TABASCO THE SAUCY RACCOON and THE RING: MEMORIES OF A METIS GRANDMOTHER.

I hope that your poster shoots onto the desk of some screen writer or movie producer who is looking for unusual but true stories.

Tabasco is an orphan raccoon who smuggles her way across Canada and back on 17 airplane flights. She fingers her way into the hearts of dozens of media people in newspapers, radio and television stations. She spends Christmas Eve scampering around the town looking for parties. She dives into ice buckets looking for beer.

And who would believe that a book on the history of Sam Livingston and Jane Howse and their 14 children, the first settlers in Calgary, Alberta would begin with Gypsy, an orphan gibbon ape, in my grade 6 classroom in Victoria, British Columbia? And how fact sounds like fiction when Sam Livingston 11, their 13th child, is unlucky enough to die young at 25, leaving his baby son Sam Livingston 111 to be adopted and not learn his true name and birth family till he was 66. And how dramatic and accidental is it that Sam Livingston 111 finds out about his birth family by getting a Christmas gift of an earlier book TELL ME, GRANDMOTHER which was researched and drafted by Marion Dowler married to Dennis Dowler, the grandson of Sam and Jane and the mother of two of my pupils in the Gypsy Gibbon class! Then Marion asked me to co-author her book.

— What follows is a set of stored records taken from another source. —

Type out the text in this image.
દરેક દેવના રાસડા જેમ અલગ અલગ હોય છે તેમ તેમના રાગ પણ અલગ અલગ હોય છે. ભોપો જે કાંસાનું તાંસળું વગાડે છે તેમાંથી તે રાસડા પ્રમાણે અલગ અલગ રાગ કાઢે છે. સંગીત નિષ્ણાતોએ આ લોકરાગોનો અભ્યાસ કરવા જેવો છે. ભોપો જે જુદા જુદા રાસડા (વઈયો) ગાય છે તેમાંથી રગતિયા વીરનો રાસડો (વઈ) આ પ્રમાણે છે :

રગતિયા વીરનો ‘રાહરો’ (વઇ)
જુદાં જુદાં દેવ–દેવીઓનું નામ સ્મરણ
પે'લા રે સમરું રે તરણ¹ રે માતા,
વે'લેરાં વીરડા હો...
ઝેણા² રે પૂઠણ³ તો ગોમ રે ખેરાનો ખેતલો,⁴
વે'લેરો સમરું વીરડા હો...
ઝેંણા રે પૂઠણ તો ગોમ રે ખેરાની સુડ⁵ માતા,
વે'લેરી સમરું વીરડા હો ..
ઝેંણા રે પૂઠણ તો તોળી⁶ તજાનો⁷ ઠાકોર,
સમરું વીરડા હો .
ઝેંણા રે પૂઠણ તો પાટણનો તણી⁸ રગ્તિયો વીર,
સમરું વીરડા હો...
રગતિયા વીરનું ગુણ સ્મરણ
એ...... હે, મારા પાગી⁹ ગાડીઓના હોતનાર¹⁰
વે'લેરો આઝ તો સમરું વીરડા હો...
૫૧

So, dear readers, wherever you are, please viralize these two books (writers are allowed to invent words, right?) perhaps that word started its life as vitalize) and hope that some screenwriter or movie producer will see a film or documentary in these pages!

PLOP! Here comes MEOW, my present pet, a feral cat who caught a rat a couple of decades ago outside my kitchen door and now, every evening at this time, crashes to sleep on my fingers while they are clicking the keyboard!

Okay Meow, I’ll tell your story in a book sometime if enough readers buy the current ones.